When I was upset, agitated, riled up, my mind immediately went to racial stereotypes.   The fact that I did that made me even more upset.  At them.   At the women for perpetuating the stereotype.  I was like, here they are, making things worse for… fill in any of the black females in my life.  I was mad at them for being black and angry when I needed to be angry at myself for attributing anything about the situation to their blackness, for thinking of them as angry black women instead of just upset people.

When I was in the middle of trying to deal with these ladies on the street, I started analyzing their behavior, “maybe they are being extra stubborn because I’m white and doing what I ‘want’ would be submitting to the man.”  But maybe they weren’t.  Whether they were or not is on them, not me.  Their projection of race into the confrontation would be on them, but my projection of race into the confrontation is on me.  And I put it there, and then blamed them for my putting it there.

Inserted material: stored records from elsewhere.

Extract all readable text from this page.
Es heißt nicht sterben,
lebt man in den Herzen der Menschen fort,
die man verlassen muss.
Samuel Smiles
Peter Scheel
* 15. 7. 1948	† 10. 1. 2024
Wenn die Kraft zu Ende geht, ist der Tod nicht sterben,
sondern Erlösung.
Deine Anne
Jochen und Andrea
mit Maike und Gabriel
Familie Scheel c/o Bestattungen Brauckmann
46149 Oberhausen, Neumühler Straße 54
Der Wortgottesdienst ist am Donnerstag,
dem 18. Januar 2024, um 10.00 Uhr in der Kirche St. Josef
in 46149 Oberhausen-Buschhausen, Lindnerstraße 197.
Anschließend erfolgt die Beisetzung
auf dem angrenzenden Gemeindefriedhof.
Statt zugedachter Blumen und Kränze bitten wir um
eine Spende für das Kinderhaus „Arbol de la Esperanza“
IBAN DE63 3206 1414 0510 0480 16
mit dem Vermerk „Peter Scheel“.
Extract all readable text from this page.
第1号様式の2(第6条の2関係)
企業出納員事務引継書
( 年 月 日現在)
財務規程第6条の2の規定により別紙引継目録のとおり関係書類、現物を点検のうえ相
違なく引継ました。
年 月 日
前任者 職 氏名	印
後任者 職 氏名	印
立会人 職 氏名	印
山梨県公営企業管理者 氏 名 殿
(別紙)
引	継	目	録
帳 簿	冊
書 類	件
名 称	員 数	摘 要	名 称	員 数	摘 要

I feel like I start to understand people who join white supremacist groups.  It’s not that their beliefs are correct, far from it.  It’s that it is easier to hate.  It is easier to hate and be around people who justify that hate instead of challenging it.  It is easier to hate than to forgive yourself for being unable to love.

All of us need to battle racism everyday.  The majority of us---and we are still the majority in this country despite whatever Trump may claim---the majority of us have to battle it in ourselves first.

*One was refusing to take the right-away she legally had; the other was trying to take a right-away she logistically did not have.